Blockchain is a new technology constantly evolving and developing new processes for as many industries as possible. At first, blockchain technology was considered something only crypto projects could use. But things change faster than we think.
Nowadays, more industries use blockchain technology than we have ever imagined. And if you are wondering why it is because blockchains come along with two of the main things almost every company is looking for: speed and security.
However, as secure as blockchains might be, attackers always find new ways of getting what they want.
Thus, is it possible to increase blockchain security?
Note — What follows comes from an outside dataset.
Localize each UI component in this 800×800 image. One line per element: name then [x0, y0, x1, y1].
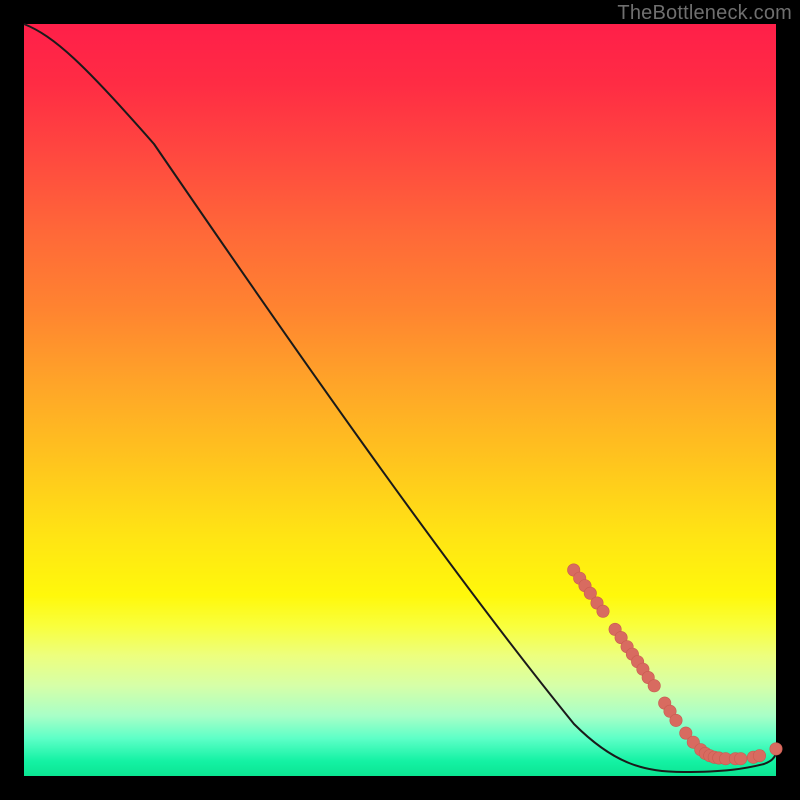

Well, as you were probably thinking, the answer is yes. And let’s talk about how blockchain companies aim to increase users’ and digital assets’ security.
What Is a Blockchain?
A blockchain is a distributed ledger (or database) that is shared among a computer network. Each computer is called a node and stores information digitally.
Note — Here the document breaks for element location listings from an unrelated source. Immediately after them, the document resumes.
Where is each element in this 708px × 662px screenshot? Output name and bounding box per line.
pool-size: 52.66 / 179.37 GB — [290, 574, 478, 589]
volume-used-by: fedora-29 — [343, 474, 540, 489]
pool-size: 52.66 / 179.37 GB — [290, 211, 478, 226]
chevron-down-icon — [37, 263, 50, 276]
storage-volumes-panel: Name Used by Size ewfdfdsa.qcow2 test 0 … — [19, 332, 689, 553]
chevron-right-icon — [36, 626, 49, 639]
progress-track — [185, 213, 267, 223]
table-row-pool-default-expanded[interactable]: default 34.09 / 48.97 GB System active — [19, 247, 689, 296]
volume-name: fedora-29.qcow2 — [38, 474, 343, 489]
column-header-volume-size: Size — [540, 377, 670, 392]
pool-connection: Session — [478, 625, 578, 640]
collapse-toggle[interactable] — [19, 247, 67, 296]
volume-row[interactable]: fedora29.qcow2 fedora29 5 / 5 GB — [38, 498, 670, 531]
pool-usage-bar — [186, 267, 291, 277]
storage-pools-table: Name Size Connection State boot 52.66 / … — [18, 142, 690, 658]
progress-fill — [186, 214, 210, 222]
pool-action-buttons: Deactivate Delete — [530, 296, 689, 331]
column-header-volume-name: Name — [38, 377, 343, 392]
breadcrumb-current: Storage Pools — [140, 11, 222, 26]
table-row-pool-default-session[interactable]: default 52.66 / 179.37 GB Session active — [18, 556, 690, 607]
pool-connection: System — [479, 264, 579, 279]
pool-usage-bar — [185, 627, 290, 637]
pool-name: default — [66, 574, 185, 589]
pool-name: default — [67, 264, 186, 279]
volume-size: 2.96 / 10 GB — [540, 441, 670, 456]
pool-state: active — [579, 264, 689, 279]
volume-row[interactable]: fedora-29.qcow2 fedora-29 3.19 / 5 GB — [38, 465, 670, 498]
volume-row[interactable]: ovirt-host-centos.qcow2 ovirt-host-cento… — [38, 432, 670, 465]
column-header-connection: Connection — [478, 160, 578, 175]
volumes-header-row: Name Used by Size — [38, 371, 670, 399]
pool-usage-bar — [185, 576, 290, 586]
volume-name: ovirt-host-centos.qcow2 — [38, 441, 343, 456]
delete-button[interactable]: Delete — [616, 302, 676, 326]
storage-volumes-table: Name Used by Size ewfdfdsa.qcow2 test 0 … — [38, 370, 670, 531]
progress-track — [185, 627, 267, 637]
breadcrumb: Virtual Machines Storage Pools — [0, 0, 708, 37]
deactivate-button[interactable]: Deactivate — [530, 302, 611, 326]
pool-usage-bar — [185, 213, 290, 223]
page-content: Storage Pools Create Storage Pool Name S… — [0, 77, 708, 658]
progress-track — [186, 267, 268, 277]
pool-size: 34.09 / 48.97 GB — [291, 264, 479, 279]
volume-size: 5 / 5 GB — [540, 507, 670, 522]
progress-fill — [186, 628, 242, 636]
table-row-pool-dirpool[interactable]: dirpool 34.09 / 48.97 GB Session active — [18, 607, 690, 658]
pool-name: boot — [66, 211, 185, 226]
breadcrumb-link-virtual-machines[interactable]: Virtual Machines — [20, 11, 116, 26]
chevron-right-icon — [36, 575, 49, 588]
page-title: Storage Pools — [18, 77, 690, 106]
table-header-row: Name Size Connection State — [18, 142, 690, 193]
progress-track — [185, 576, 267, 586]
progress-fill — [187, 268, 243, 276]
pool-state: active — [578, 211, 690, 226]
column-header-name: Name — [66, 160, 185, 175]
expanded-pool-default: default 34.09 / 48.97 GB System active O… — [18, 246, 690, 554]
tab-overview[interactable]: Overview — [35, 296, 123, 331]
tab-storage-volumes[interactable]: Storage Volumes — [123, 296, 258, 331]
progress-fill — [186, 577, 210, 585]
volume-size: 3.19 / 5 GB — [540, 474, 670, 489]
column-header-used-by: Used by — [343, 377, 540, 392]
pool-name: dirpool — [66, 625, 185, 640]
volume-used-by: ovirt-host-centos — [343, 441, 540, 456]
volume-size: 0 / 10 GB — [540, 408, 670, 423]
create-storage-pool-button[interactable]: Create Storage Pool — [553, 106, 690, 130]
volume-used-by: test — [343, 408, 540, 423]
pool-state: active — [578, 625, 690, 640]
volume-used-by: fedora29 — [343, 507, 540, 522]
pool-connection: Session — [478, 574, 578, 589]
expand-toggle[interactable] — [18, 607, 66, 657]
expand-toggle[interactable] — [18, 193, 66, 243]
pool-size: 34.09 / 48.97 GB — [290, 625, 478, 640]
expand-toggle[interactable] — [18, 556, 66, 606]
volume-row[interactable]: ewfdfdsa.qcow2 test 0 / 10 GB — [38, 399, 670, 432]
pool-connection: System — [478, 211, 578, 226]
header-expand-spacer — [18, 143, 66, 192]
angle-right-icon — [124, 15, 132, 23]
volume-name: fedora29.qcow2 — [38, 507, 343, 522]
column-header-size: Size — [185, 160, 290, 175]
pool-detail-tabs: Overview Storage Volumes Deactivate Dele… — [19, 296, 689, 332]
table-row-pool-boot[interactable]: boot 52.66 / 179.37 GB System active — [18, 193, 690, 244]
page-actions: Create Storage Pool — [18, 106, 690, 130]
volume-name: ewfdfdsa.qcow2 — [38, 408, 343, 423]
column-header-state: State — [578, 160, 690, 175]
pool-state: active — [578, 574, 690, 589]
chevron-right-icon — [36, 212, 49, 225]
Even though blockchains are often associated with crypto, other use cases exist. Blockchain technology can be used in many industries, such as healthcare, retail, automotive, or telecommunications.
About Blockchain Security
The main goal of a blockchain is to store information without letting it be edited or removed. And this is why blockchains provide high security for those using them. The fact that information is stored on multiple computers spread all around the world makes it harder for hackers to temper it.
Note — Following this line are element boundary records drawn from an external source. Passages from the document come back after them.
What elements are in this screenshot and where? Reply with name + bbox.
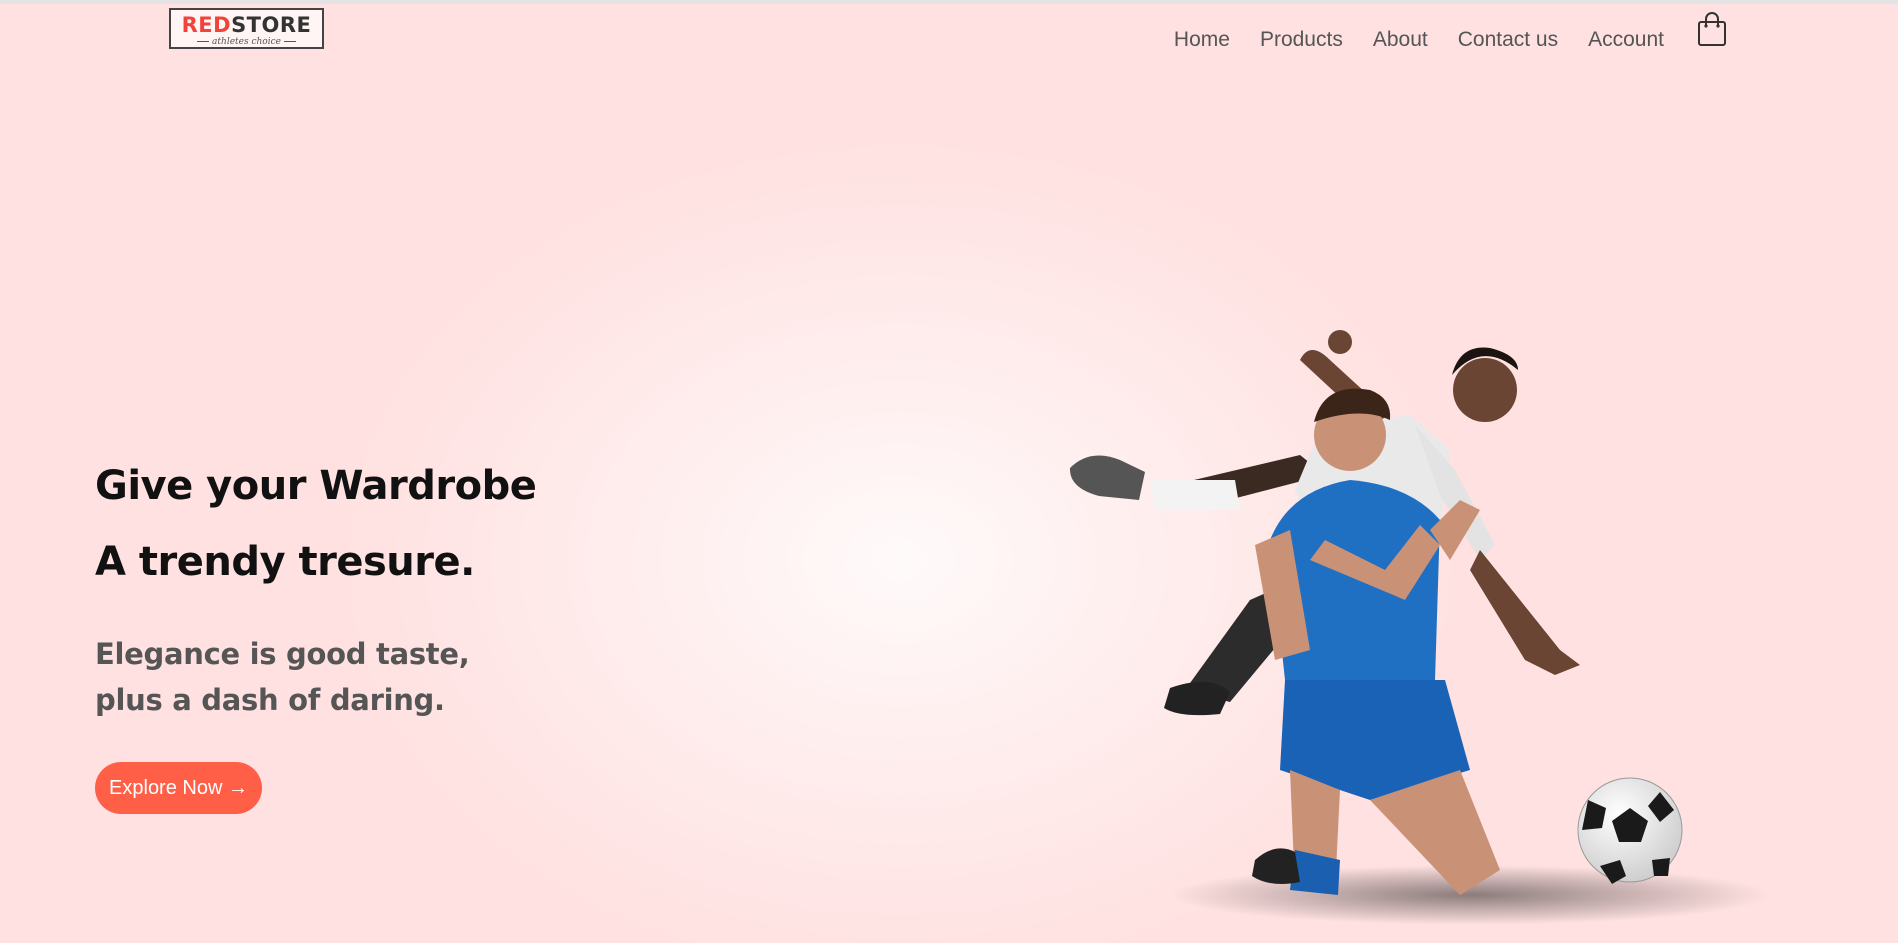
nav-products[interactable]: Products (1260, 27, 1343, 53)
hero-subtitle-line-2: plus a dash of daring. (95, 683, 445, 717)
nav-contact-us[interactable]: Contact us (1458, 27, 1558, 53)
hero-subtitle-line-1: Elegance is good taste, (95, 637, 470, 671)
browser-top-border (0, 0, 1898, 4)
logo-wordmark: REDSTORE (181, 13, 312, 37)
logo-tagline: athletes choice (171, 37, 322, 47)
page: REDSTORE athletes choice Home Products A… (0, 0, 1898, 943)
main-nav: Home Products About Contact us Account (1144, 27, 1664, 53)
nav-about[interactable]: About (1373, 27, 1428, 53)
hero-football-players-image (1069, 330, 1770, 925)
nav-home[interactable]: Home (1174, 27, 1230, 53)
hero-title-line-1: Give your Wardrobe (95, 463, 537, 509)
redstore-logo[interactable]: REDSTORE athletes choice (169, 8, 324, 49)
explore-now-button[interactable]: Explore Now → (95, 762, 262, 814)
shopping-bag-icon[interactable] (1697, 11, 1727, 47)
hero-title-line-2: A trendy tresure. (95, 539, 475, 585)
nav-account[interactable]: Account (1588, 27, 1664, 53)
Furthermore, considering that blockchains are decentralized and secured through cryptography increases the security even more.
Another thing worth considering is that the blockchain data is immutable, which is achieved because a block is always dependent on the previous one.
Every block is secured by a cryptographic key consisting of a formula that includes everything stored in previous blocks, including their keys. Thus, if somebody tries to go back and edit information, it will not be recognized by the chain. And even if that person attempts to modify the chain, the network of computers will still have the originals, preventing the fake from disturbing the consensus.
This happens because to change a past record, all the blocks following it should change, too. And considering that data is stored in multiple places unrelated to one another, the blockchain will keep the information most network computers (nodes) recognize.
However, even extremely secure projects can be hacked, and this includes blockchains.
How Can a Blockchain be Attacked?
As we said before, although blockchain may be more secure than any centralized option and is constantly improving, hackers improve their activity, too. This way, they will always find new vulnerabilities that can help them hack a blockchain.
Some of the main security threats blockchain users are facing are the 51% attack, the Sybil attack, the Phishing attack, and the Routing attack. They all imply getting some piece of information on the blockchain and then using it to access various digital assets.
The 51% attack may be the most popular among crypto users, requiring a hacker or a group to have at least 51% of the hashing power on a network. This way, they can mine faster than other users or even mine new blocks without announcing the rest of the network.
Such attacks can leave a blockchain with major losses. For instance, in October 2022, the Binance exchange was hacked and lost $570 million (2 million BNB).
What Are Blockchain Companies Doing to Improve Security?
Even though there are blockchain vulnerabilities that hackers can use to get surprising amounts of crypto or fiat, blockchain developers can still do something about it.
In order for a blockchain to maintain its security, developers must consider factors such as adaptability, upgradeability, and flexibility. And to do that, some companies, such as Redlight Finance, decided to have a dedicated security team to monitor network and server activity.
Furthermore, it is essential for blockchain projects to choose the mechanisms they work with very carefully. For instance, according to ResearchGate, while Proof of Work can suffer many types of attacks (51%, Long Range, DDoS P+ Epsilon, Sybil, Balance, BGP Hijacking), Proof of Stake cannot be affected by three of the attacks mentioned.
However, despite analyzing the attacks a blockchain can suffer, it is essential to consider other factors, such as scalability. While security is truly vital to a blockchain, a network is also necessary to provide high speed and other advantages for its users.
Blockchain technology may be one of the most popular topics in the tech industry these days. And many companies decide to use this in their activity, as blockchain provides high security for those including it in their strategies.
However, blockchains are not completely protected from attacks like other tech projects. They can still be hacked, and some of the most popular attacks include 51% attacks, Sybil attacks, routing attacks, and phishing attacks.
Blockchain projects are constantly improving security along with other features, and some of them decided to have a dedicated security team to ensure they protect data from being accessed by ill-intentioned individuals or groups.
While updating the system to improve security, blockchains should also work on increasing or maintaining scalability, for example, as it is one other essential factor for a network’s success.